An Intro to the Trio Vying for No. 1 Overall Pick
Updated: Jan 12
There's three distinct freshmen who are creating all the buzz.
This one has a similar feel to 2020. At the top of the ladder, you had three talented freshmen in Anthony Edwards, LaMelo Ball and James Wiseman all looking to be the first name Adam Silver announced on draft night. In 2022, we have a similar dilemma with a simple distinction. Back then, none of those guys were emerging as the clear-cut No. 1 pick. In this draft, we’re looking at three franchise-altering talents who could all easily take the crown.
Jabari Smith: PF, Auburn (Freshman)
Smith was projected to be a lottery pick to begin the year, but he quickly cemented himself as a top-3 pick after nonconference play. He is an excellent jump shooter who can put the ball on the floor and owns a strong face-up game. Smith is shooting 45.3% from deep on five attempts a game. He possesses good length along with his rebounding and playmaking prowess. The 6-foot-10, 210-pound big man needs to add muscle to his frame to unlock his full potential, but his upside on both sides of the ball has NBA teams gushing.

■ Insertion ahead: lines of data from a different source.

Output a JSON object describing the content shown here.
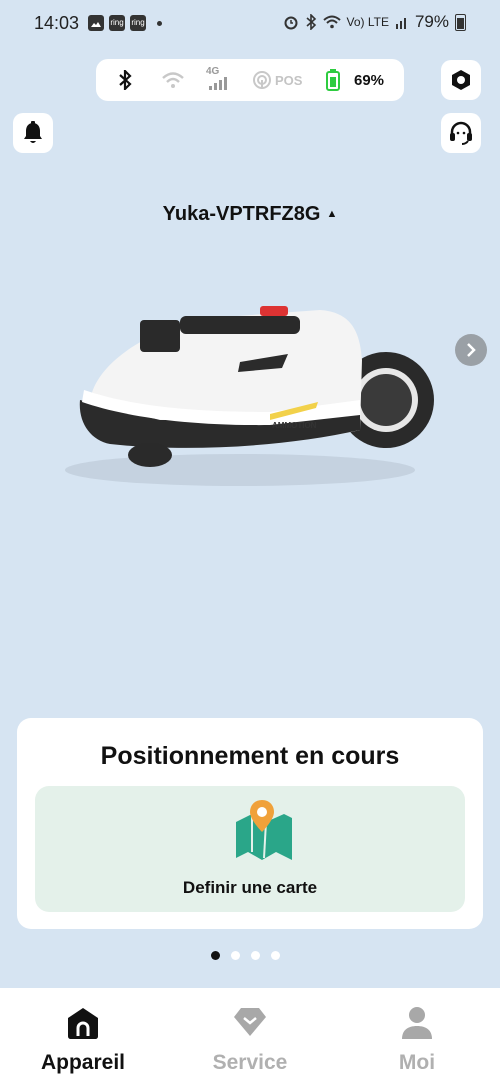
{
  "status_bar": {
    "time": "14:03",
    "notif_icons": [
      "image-icon",
      "ring",
      "ring"
    ],
    "ring_label": "ring",
    "network_label": "Vo) LTE",
    "battery_percent": "79%"
  },
  "connection": {
    "lte_label": "4G",
    "pos_label": "POS",
    "battery_percent": "69%"
  },
  "device": {
    "name": "Yuka-VPTRFZ8G",
    "brand": "AMMOTION"
  },
  "card": {
    "title": "Positionnement en cours",
    "map_action_label": "Definir une carte"
  },
  "pager": {
    "count": 4,
    "active_index": 0
  },
  "tabs": [
    {
      "label": "Appareil",
      "active": true
    },
    {
      "label": "Service",
      "active": false
    },
    {
      "label": "Moi",
      "active": false
    }
  ],
  "colors": {
    "background": "#d6e4f2",
    "battery_green": "#2ecc40",
    "map_pin_orange": "#f0a13a",
    "map_teal": "#2aa689"
  }
}
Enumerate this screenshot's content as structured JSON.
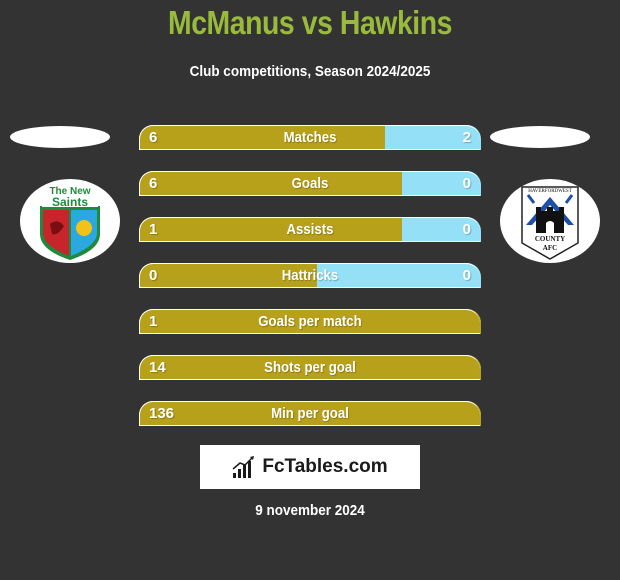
{
  "header": {
    "title": "McManus vs Hawkins",
    "subtitle": "Club competitions, Season 2024/2025"
  },
  "players": {
    "left": {
      "name": "McManus",
      "club_badge": "the-new-saints-badge",
      "club_badge_text": [
        "The New",
        "Saints"
      ]
    },
    "right": {
      "name": "Hawkins",
      "club_badge": "haverfordwest-county-afc-badge",
      "club_badge_text": [
        "HAVERFORDWEST",
        "COUNTY",
        "AFC"
      ]
    }
  },
  "colors": {
    "background": "#333333",
    "title": "#9aba3c",
    "left_bar": "#b8a11a",
    "right_bar": "#94e1f7"
  },
  "stats": [
    {
      "label": "Matches",
      "left": "6",
      "right": "2",
      "left_share": 0.72
    },
    {
      "label": "Goals",
      "left": "6",
      "right": "0",
      "left_share": 0.77
    },
    {
      "label": "Assists",
      "left": "1",
      "right": "0",
      "left_share": 0.77
    },
    {
      "label": "Hattricks",
      "left": "0",
      "right": "0",
      "left_share": 0.52
    },
    {
      "label": "Goals per match",
      "left": "1",
      "right": null,
      "left_share": 1
    },
    {
      "label": "Shots per goal",
      "left": "14",
      "right": null,
      "left_share": 1
    },
    {
      "label": "Min per goal",
      "left": "136",
      "right": null,
      "left_share": 1
    }
  ],
  "footer": {
    "logo_text": "FcTables.com",
    "logo_icon": "bar-chart-icon",
    "date": "9 november 2024"
  }
}
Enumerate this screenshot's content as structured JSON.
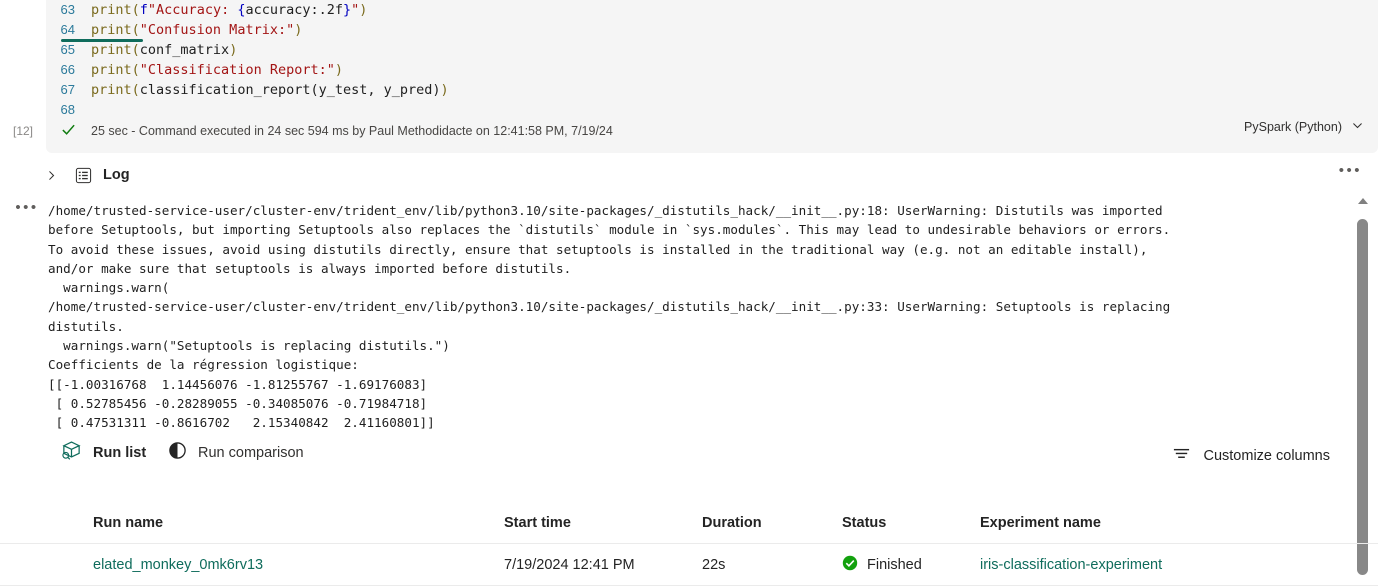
{
  "notebook_cell": {
    "execution_count": "[12]",
    "lines": [
      {
        "number": "63",
        "segments": [
          {
            "t": "print(",
            "c": "fn-open"
          },
          {
            "t": "f",
            "c": "pre"
          },
          {
            "t": "\"Accuracy: ",
            "c": "str"
          },
          {
            "t": "{",
            "c": "brc"
          },
          {
            "t": "accuracy:.2f",
            "c": "plain"
          },
          {
            "t": "}",
            "c": "brc"
          },
          {
            "t": "\"",
            "c": "str"
          },
          {
            "t": ")",
            "c": "fn-open"
          }
        ]
      },
      {
        "number": "64",
        "segments": [
          {
            "t": "print(",
            "c": "fn-open"
          },
          {
            "t": "\"Confusion Matrix:\"",
            "c": "str"
          },
          {
            "t": ")",
            "c": "fn-open"
          }
        ]
      },
      {
        "number": "65",
        "segments": [
          {
            "t": "print(",
            "c": "fn-open"
          },
          {
            "t": "conf_matrix",
            "c": "plain"
          },
          {
            "t": ")",
            "c": "fn-open"
          }
        ]
      },
      {
        "number": "66",
        "segments": [
          {
            "t": "print(",
            "c": "fn-open"
          },
          {
            "t": "\"Classification Report:\"",
            "c": "str"
          },
          {
            "t": ")",
            "c": "fn-open"
          }
        ]
      },
      {
        "number": "67",
        "segments": [
          {
            "t": "print(",
            "c": "fn-open"
          },
          {
            "t": "classification_report(y_test, y_pred)",
            "c": "plain"
          },
          {
            "t": ")",
            "c": "fn-open"
          }
        ]
      },
      {
        "number": "68",
        "segments": []
      }
    ],
    "status_text": "25 sec - Command executed in 24 sec 594 ms by Paul Methodidacte on 12:41:58 PM, 7/19/24",
    "kernel": "PySpark (Python)",
    "success_icon": "checkmark-icon"
  },
  "log_section": {
    "title": "Log",
    "caret_icon": "chevron-right-icon",
    "list_icon": "log-list-icon",
    "more_icon": "more-options-icon",
    "output_more_icon": "output-options-icon",
    "output_text": "/home/trusted-service-user/cluster-env/trident_env/lib/python3.10/site-packages/_distutils_hack/__init__.py:18: UserWarning: Distutils was imported\nbefore Setuptools, but importing Setuptools also replaces the `distutils` module in `sys.modules`. This may lead to undesirable behaviors or errors.\nTo avoid these issues, avoid using distutils directly, ensure that setuptools is installed in the traditional way (e.g. not an editable install),\nand/or make sure that setuptools is always imported before distutils.\n  warnings.warn(\n/home/trusted-service-user/cluster-env/trident_env/lib/python3.10/site-packages/_distutils_hack/__init__.py:33: UserWarning: Setuptools is replacing\ndistutils.\n  warnings.warn(\"Setuptools is replacing distutils.\")\nCoefficients de la régression logistique:\n[[-1.00316768  1.14456076 -1.81255767 -1.69176083]\n [ 0.52785456 -0.28289055 -0.34085076 -0.71984718]\n [ 0.47531311 -0.8616702   2.15340842  2.41160801]]"
  },
  "runs_panel": {
    "tabs": [
      {
        "label": "Run list",
        "icon": "run-list-icon",
        "active": true
      },
      {
        "label": "Run comparison",
        "icon": "run-comparison-icon",
        "active": false
      }
    ],
    "customize_columns": {
      "label": "Customize columns",
      "icon": "columns-filter-icon"
    },
    "columns": [
      "Run name",
      "Start time",
      "Duration",
      "Status",
      "Experiment name"
    ],
    "rows": [
      {
        "run_name": "elated_monkey_0mk6rv13",
        "start_time": "7/19/2024 12:41 PM",
        "duration": "22s",
        "status": "Finished",
        "status_icon": "status-success-icon",
        "experiment_name": "iris-classification-experiment"
      }
    ]
  },
  "colors": {
    "accent_teal": "#0f6c5c",
    "link_teal": "#0f6c5c",
    "success_green": "#107c10",
    "cell_background": "#f5f5f5",
    "string_red": "#a31515",
    "function_olive": "#7a6a1d",
    "linenumber_blue": "#2b7a9b"
  }
}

Paolo Banchero: PF, Duke (Freshman)
His ceiling may be the lowest among the three, but Banchero possesses a tantalizing skill set. He’s a three-level scorer who has a great feel for the game and is a good passer. Banchero is an adept ball-handler with a full arsenal of moves in his bag. He’s a maestro from the elbows/high post with a lethal mid-range, but he can still attack you off the dribble and finish through contact. The physical Banchero averages a team-high 17.3 points. At 6-10, 250 pounds, Banchero’s polished game makes him the most NBA-ready player in the draft.
Chet Holmgren: C, Gonzaga (Freshman)
Stop me if you’ve heard this before: “he’s too skinny.” It’s true, the 7-0, 190-pound Holmgren needs to get stronger, but don’t be fooled into thinking he isn’t a physical player who won’t lower his shoulder. Holmgren is an uber-skilled perimeter-orientated big man who’s got the ball-handling ability to attack downhill with tremendous touch around the rim. That’s to be paired with savvy passing ability and surefire rebounding. On defense, he’s an elite shot-blocker with 5.2 blocks per 40 minutes. Like Smith, Holmgren’s upside is enticing.